Senators John Kerry and Lindsey Graham delivered strong messages of bipartisan political support for U.S. engagement on global AIDS in Monday’s plenary session of AIDS 2012.  The participation of this senior Senate Democrat and Republican testified to the crucial bipartisan support that has characterized the President’s Emergency Plan for AIDS Relief, PEPFAR, since its inception.

Senator Kerry called on the U.S. to rise to the “clear and compelling” challenge of staying the course and investing the necessary resources to realize “the tremendous possibility” of reversing and ultimately eradicating HIV/AIDS.  In addition to sustained U.S. financial commitment, he reminded the audience that sound policy is also important, noting the detrimental efforts to criminalize homosexuality, obstruct programs to address injecting drug users, and cling to policies that fuel stigma and discrimination.

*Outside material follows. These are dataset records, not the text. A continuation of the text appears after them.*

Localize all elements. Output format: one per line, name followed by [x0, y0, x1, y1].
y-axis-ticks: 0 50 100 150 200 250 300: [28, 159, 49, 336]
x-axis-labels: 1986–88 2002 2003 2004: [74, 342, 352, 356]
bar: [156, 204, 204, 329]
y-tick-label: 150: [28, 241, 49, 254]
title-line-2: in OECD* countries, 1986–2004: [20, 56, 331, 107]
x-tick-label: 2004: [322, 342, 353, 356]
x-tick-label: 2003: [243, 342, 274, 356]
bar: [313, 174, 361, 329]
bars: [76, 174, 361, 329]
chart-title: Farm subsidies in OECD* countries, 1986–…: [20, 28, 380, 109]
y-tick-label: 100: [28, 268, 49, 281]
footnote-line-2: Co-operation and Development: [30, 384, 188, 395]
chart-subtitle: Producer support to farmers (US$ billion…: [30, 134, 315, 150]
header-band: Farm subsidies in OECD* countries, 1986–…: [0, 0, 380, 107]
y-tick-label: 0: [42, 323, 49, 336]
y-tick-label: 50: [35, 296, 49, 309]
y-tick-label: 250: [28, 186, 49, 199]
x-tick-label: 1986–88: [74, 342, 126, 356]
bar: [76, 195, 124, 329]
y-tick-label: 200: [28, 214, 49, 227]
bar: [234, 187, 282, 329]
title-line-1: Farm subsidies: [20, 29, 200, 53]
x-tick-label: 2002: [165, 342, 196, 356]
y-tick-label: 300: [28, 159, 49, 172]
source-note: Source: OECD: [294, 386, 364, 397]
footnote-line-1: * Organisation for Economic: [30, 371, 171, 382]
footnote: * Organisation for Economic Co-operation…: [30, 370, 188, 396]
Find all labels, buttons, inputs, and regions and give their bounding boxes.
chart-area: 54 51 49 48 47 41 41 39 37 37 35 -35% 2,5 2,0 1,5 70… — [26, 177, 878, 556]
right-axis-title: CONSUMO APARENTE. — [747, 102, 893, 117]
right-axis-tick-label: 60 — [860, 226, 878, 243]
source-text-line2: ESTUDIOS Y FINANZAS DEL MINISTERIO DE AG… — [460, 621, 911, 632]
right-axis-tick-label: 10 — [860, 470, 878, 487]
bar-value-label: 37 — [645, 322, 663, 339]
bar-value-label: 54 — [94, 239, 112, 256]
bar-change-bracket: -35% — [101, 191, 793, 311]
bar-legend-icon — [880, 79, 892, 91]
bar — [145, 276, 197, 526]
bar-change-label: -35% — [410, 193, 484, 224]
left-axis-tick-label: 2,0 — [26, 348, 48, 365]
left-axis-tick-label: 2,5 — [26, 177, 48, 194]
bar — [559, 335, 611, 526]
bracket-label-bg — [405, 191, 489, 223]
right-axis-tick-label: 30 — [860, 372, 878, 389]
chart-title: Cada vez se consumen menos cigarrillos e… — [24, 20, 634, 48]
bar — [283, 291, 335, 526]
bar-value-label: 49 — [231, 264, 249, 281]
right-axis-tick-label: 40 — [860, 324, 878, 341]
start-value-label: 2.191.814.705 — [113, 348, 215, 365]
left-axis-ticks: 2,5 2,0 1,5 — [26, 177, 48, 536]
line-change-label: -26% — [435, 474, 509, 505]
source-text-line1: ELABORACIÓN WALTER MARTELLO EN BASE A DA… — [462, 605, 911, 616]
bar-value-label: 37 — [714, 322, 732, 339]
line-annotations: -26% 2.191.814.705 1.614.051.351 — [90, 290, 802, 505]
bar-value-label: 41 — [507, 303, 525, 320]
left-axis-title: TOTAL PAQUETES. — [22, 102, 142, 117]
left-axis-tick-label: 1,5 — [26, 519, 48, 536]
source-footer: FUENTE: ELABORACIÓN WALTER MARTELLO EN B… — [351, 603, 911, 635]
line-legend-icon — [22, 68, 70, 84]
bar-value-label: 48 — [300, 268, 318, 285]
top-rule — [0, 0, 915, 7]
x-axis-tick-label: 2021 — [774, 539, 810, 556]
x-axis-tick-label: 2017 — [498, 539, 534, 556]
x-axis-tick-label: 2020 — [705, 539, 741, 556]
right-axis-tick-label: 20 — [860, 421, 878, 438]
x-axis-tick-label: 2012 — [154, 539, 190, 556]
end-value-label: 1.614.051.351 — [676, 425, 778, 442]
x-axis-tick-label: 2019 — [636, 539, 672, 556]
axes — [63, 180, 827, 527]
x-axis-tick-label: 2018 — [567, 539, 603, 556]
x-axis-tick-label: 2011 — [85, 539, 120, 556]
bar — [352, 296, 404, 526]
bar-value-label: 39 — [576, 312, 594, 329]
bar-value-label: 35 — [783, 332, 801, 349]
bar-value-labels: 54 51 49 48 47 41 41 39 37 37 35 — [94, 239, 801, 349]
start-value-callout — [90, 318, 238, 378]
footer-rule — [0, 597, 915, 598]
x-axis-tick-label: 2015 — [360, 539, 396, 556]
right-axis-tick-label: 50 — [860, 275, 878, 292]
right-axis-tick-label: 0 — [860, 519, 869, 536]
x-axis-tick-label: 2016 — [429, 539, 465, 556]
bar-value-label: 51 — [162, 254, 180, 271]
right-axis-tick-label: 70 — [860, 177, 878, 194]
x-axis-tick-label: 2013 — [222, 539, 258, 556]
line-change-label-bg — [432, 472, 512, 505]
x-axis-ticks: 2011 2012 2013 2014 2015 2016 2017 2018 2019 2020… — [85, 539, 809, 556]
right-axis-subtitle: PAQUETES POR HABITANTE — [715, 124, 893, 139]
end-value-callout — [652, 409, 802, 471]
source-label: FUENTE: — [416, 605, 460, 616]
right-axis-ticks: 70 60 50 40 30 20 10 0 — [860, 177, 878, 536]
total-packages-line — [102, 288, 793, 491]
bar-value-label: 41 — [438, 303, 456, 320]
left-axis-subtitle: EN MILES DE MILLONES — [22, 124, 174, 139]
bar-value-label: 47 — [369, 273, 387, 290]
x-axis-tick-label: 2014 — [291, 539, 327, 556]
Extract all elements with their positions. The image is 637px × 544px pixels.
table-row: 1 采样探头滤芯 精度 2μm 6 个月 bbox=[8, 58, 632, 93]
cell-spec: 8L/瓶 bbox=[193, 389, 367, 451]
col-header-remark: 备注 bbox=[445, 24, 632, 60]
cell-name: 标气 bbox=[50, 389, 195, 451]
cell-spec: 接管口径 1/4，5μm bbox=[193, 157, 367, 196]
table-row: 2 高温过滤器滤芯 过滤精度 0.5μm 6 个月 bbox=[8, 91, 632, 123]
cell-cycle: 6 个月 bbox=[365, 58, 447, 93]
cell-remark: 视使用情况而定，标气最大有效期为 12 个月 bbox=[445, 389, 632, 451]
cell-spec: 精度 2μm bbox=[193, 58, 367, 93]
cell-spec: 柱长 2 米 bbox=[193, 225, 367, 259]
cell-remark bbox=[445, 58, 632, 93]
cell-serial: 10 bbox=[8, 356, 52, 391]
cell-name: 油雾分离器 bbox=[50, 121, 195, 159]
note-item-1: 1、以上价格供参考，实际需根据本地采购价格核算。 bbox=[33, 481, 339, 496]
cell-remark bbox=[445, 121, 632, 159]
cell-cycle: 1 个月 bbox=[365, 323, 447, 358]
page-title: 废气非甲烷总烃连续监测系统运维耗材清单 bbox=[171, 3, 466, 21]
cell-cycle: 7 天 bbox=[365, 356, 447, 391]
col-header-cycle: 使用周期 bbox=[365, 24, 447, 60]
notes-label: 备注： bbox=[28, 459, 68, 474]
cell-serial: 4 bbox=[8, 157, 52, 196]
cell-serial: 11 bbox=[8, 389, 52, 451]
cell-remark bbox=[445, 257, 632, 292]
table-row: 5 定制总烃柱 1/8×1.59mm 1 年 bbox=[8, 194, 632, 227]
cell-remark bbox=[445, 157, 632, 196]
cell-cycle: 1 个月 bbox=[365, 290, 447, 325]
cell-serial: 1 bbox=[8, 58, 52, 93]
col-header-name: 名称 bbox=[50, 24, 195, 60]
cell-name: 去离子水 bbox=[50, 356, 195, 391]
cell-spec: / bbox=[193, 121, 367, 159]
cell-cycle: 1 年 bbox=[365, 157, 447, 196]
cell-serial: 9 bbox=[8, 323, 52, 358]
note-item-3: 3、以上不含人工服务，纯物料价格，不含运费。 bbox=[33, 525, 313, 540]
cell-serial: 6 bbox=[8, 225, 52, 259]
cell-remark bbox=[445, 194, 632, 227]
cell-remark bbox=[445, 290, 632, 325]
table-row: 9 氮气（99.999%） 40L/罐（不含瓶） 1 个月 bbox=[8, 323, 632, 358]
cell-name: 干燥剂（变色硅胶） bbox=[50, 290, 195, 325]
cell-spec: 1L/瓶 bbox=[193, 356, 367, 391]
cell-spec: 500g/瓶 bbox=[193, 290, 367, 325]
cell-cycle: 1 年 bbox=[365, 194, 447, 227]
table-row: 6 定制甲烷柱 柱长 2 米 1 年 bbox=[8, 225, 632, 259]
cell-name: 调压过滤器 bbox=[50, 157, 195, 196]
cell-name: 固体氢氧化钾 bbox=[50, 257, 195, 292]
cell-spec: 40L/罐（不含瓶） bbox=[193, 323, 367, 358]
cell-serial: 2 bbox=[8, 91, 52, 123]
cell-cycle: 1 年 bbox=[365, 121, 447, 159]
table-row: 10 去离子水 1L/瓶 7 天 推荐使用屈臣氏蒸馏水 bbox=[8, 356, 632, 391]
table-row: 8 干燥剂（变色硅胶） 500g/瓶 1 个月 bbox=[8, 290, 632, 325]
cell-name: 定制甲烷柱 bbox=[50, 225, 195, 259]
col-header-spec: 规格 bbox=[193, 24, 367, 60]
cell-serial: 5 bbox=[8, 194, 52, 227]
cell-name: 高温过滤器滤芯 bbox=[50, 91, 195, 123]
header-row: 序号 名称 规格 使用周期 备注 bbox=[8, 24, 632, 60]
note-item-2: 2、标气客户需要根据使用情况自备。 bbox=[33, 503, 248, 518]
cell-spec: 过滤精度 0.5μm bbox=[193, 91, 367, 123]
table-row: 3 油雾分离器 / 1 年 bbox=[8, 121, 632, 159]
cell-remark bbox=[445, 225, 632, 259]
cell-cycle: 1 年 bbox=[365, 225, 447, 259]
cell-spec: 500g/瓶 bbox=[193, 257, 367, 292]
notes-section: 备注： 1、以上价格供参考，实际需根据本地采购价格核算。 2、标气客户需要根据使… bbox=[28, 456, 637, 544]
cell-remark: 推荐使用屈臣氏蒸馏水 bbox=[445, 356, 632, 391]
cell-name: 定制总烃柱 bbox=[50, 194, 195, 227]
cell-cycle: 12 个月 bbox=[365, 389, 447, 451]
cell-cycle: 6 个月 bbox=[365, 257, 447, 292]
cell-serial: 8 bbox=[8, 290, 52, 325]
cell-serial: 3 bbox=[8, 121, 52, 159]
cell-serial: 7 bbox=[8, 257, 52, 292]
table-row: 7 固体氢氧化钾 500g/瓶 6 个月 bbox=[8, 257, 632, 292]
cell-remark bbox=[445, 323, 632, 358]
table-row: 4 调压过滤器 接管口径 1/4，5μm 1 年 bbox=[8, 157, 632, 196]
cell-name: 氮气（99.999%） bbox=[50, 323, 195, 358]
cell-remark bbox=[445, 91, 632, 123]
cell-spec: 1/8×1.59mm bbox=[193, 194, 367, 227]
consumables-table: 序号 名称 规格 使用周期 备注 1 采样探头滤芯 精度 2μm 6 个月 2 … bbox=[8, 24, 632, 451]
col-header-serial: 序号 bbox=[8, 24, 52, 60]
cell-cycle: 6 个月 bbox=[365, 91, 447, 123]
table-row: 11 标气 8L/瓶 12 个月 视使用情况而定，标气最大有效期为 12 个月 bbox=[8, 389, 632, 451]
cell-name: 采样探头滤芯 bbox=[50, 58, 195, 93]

Kerry has long been a champion for the AIDS response, and told the audience that his involvement as the co-chair of the CSIS HIV/AIDS Task Force in 2002, together with Senator Bill Frist, helped lay the groundwork for the two senators to sponsor the legislation that created PEPFAR.

Senator Lindsey Graham emphasized the tremendous progress that has been made in fighting HIV/AIDS and the bipartisan vision that underpins PEPFAR. He noted the importance for American taxpayers to now see affected countries taking ownership of their AIDS programs and made clear that we have to continue to show them that their money is being well spent. Cautioning that we can’t “rest on our laurels,” he then focused on what he called “the bad news” -- that a vaccine for HIV is currently not in sight and that the regulatory side of research is too cumbersome.  He called for a “Manhattan project”-type approach to finding a vaccine, and for concerted efforts to bring down the cost of treatment, both of which will have immeasurable rewards to individuals and countries. “Let it be said,” he concluded, “that in the early part of the 21st century, those who had the ability to help and make a difference stepped up to the plate and hit it out of the park.”

At this time of economic austerity and uncertainly about future funding for global health programs, these two senators presented a welcome common front, signaling that bipartisan action is possible and that strong leadership will be critical to continuing support for U.S. engagement.